Uang yang tuan selipkan ke behaku
adalah ijazah pendidikanku
 (W. S. Rendra)
            Sajak tersebut secara umum menggambarkan tentang seorang bawahan yang diperlakukan semena – mena oleh majikannya. Namun, jika ditelaah lebih lanjut, sajak tersebut menggambarkan tentang pergeseran tujuan pendidikan bangsa ini sehingga degradasi moral menjadi dampaknya. Pada bait pertama dan ketiga, dapat di lihat bahwa kita tidak bisa lepas dari belenggu campur tangan asing. Entah pada saat mencari pekerjaan, mengadakan proyek dan kerja sama, warga Indonesia lebih bangga jika bekerjasama dengan warga asing. Tanpa kita tahu, bahwa kita sebenarnya telah dimanfaatkan oleh mereka. Misalnya, kerjasama PT Freeport yang ternyata sangat merugikan Indonesia. Apalagi dengan perpanjangan waktu kerja sama. Selain itu, baru – baru ini banyak isu yang beredar terkait dengan hukuman eksekusi mati para narapidana narkoba yang menimbulkan opini publik tentang lemahnya Indonesia tehadap tekanan dari bangsa asing. Opini terbentuk karena Indonesia tidak segera melaksanakan eksekusi tersebut. Hal ini sangat berbanding terbalik dengan keberanian pahlawan terhadap bangsa asing.  Kata “Tuan” dalam sajak tersebut juga menyiratkan budaya patriarki yang masih dianut oleh beberapa kalangan. Budaya tersebut secara tidak langsung memberikan opini bahwa kaum adam lebih tinggi kedudukannya daripada kaum hawa. Padahal saat ini sudah  di buat UU tentang HAM yang mengakui adanya persamaan gender. Selain bait pertama dan ketiga, bait yang lainnya menyuarakan tentang kritik keras akan pergeseran tujuan pendidikan. Saat ini pemerintah terlalu banyak membebankan mata  pelajaran kepada siswa sehingga mind set siswa hanya terpatri untuk berlomba – lomba mendapatkan nilai yang baik saja dan melupakan hakikat ilmu sendiri. Undang-Undang Sistem Pendidikan Nasional juga masih belum diimplementasikan dengan baik. Hal ini disebabkan karena peraturan tersebut masih sarat akan kepentingan politis sehingga dibutuhkan adanya penyelesaian masalah dengan pemuda sebagai poros utama perubahan moral bangsa. Seharusnya, pendidikan moral tidak sebatas paparan kognitif oleh pendidik yang berakhir di lembar ujian, namun nilai-nilai moral yang dijadikan sebagai landasan dalam kehidupan sehari-hari.

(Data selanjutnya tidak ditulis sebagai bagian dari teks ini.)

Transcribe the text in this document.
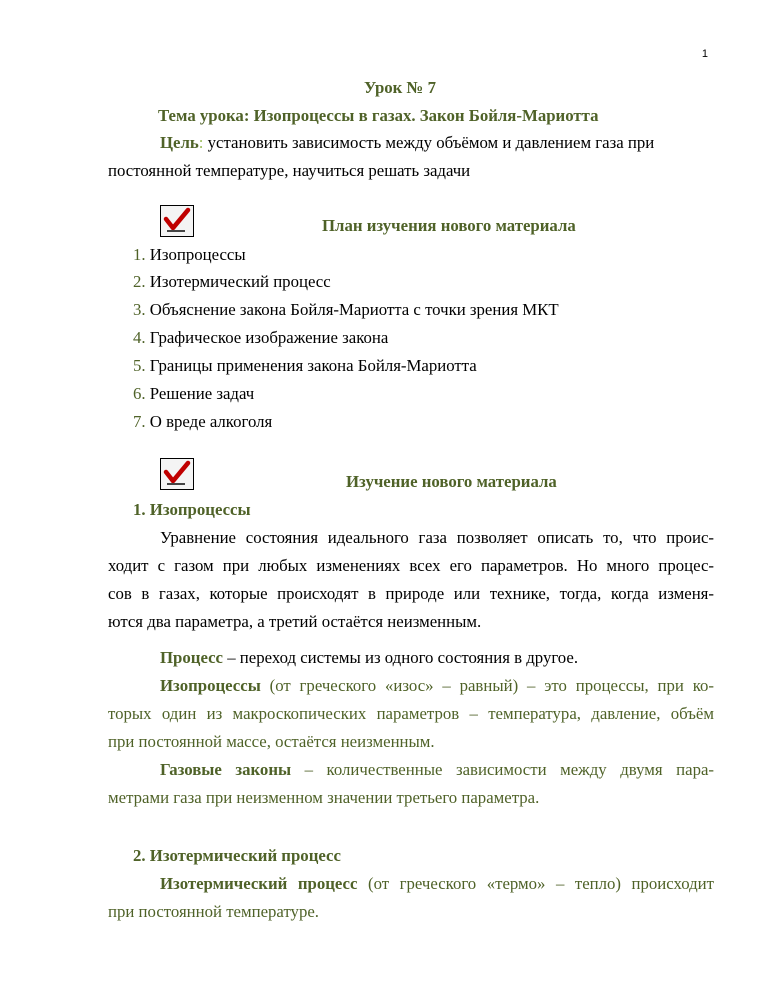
1
Урок № 7
Тема урока: Изопроцессы в газах. Закон Бойля-Мариотта
Цель: установить зависимость между объёмом и давлением газа при
постоянной температуре, научиться решать задачи
План изучения нового материала
1. Изопроцессы
2. Изотермический процесс
3. Объяснение закона Бойля-Мариотта с точки зрения МКТ
4. Графическое изображение закона
5. Границы применения закона Бойля-Мариотта
6. Решение задач
7. О вреде алкоголя
Изучение нового материала
1. Изопроцессы
Уравнение состояния идеального газа позволяет описать то, что проис-
ходит с газом при любых изменениях всех его параметров. Но много процес-
сов в газах, которые происходят в природе или технике, тогда, когда изменя-
ются два параметра, а третий остаётся неизменным.
Процесс – переход системы из одного состояния в другое.
Изопроцессы (от греческого «изос» – равный) – это процессы, при ко-
торых один из макроскопических параметров – температура, давление, объём
при постоянной массе, остаётся неизменным.
Газовые законы – количественные зависимости между двумя пара-
метрами газа при неизменном значении третьего параметра.
2. Изотермический процесс
Изотермический процесс (от греческого «термо» – тепло) происходит
при постоянной температуре.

            Tata karma dan penerapan pendidikan moral secara nyata sangat diperlukan oleh bangsa ini. Mengingat bagaimana jumlah media pendidikan terus bertambah di negeri ini. Seharusnya peningkatan jumlah media pendidikan di negeri ini diimbangi oleh kwalitas pengajar, sarana pendidikan juga yang lebih penting sistem pendidikan yang seimbang antara ilmu eksak dengan pendidikan moral agar bangsa Indonesia yang notabene berpendidikan tersebut tidak menjadi seperti binatang jalang yang liar dan haus akan uang ataupun kekuasaan bahkan menjalang karena kalah saing dengan para pemilik modal. Perlu diperhatikan juga bahwa hal sesederhana ini juga merupakan jalan keluar dari lingkaran setan korupsi yang sudah menjadi urat nadi di Indonesia.












BIODATA


            Dwi Indah Susmiyati adalah siswa kelas XII IPS 2 SMA N 1 Purworejo. Perempuan yang menyukai warna hijau ini mempunyai cita – cita untuk meneruskan studinya di  Fakultas Hukum Universitas Gadjah Mada dan melanjutkan S2 di jurusan Ilmu Kriminologi di luar negeri. Moto hidupnya yang selalu menyemangatinya ketika berada dalam keadaan terpuruk adalah “ You’re the One and Only, So Do the Best” terdengar egois memang, tetapi ia berharap dengan moto tersebut dapat membahagiakan orang yang paling ia cintai, Ibu.